En 1901, selon Georges Goutet, auteur d’une étude sur les coopératives, il existe 2500 coopératives dont 1684 de consommation et certaines ont entre 12 à 15 000 membres. La CGT, dont nombreux membres sont engagés, dans ce mouvement, discute de leur avenir et de la position de la confédération à leur égard. La discussion est vive et contradictoire.

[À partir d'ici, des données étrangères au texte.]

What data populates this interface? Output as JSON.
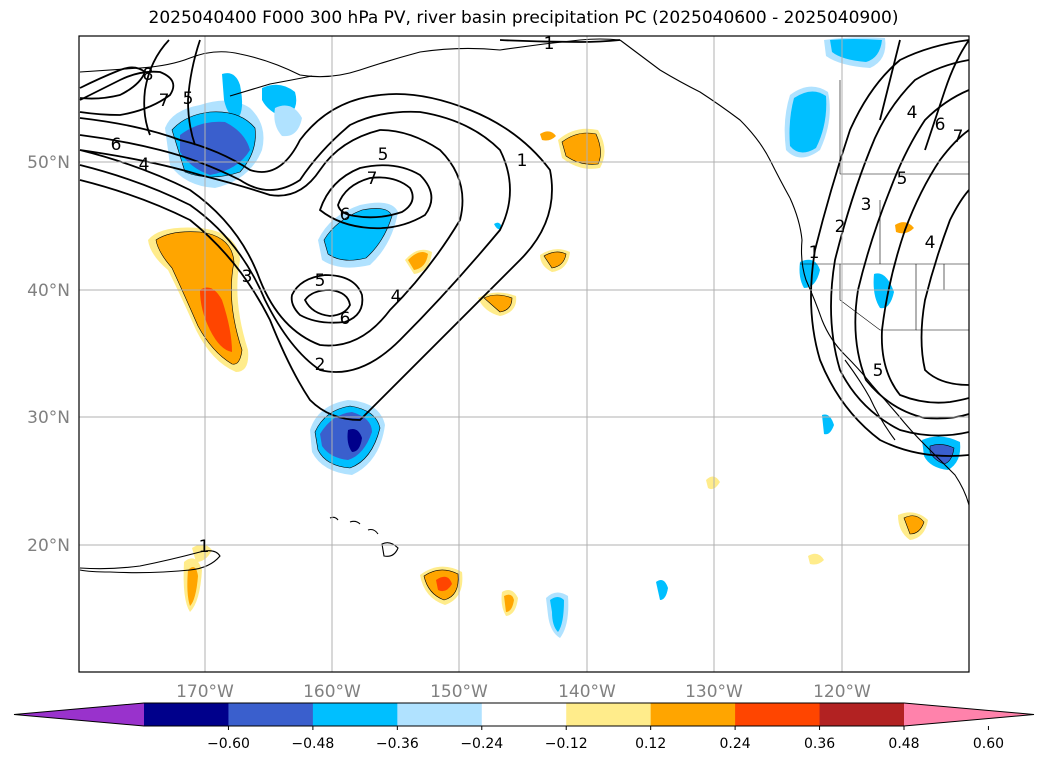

Le congrès de 1898 de Rennes est le premier à se préoccuper des coopératives créées par des Bourses du travail ou des syndicats. Le premier souci est l’application dans les coopératives des normes sociales défendues par le syndicat. Il s’agit dans les coopératives de production de supprimer tout travail aux pièces, d’appliquer l’égalité des salaires et la journée de huit heures, de rechercher une clientèle dans les coopératives de consommation et inversement pour les coopératives de consommation d’acheter prioritairement aux coopératives de production. Le délégué de la Bourse de Nice annonce la formation d’une coopérative de boulangerie dont 30% des bénéfices seront consacrés à fournir gratuitement du pain aux chômeurs. Il demande que les Bourses soient à l’initiative de coopératives de consommation et considère que ces initiatives peuvent attirer des syndicats qui voient ainsi l’utilité du regroupement confédéral. À Rennes, un délégué signale qu’une coopérative de production a été formée et qu’une seconde est en voie de l’être. La Bourse bretonne a créé une société de consommation, la Famille rennaise, où les patrons et les commerçants ne peuvent pas être membres. La coopérative achète ses sacs à une autre coopérative de Paris qu’elle paie plus cher mais qu’elle préfère soutenir. Elle achète également ses bouteilles à la Verrerie d’Albi. Les deux tiers de son conseil d’administration sont composés d’ouvrier syndiqués. Le délégué de Nantes, quant à lui, souligne le danger que les coopératives de production entrent en concurrence. Au terme du débat le congrès émet le vœu que « les sociétés coopératives de consommation s’engagent à donner de préférence, à égalité de prix et de qualité, leurs fournitures aux sociétés similaires de production… et affirmer ainsi, d’une manière pratique, leur solidarité coopérative.»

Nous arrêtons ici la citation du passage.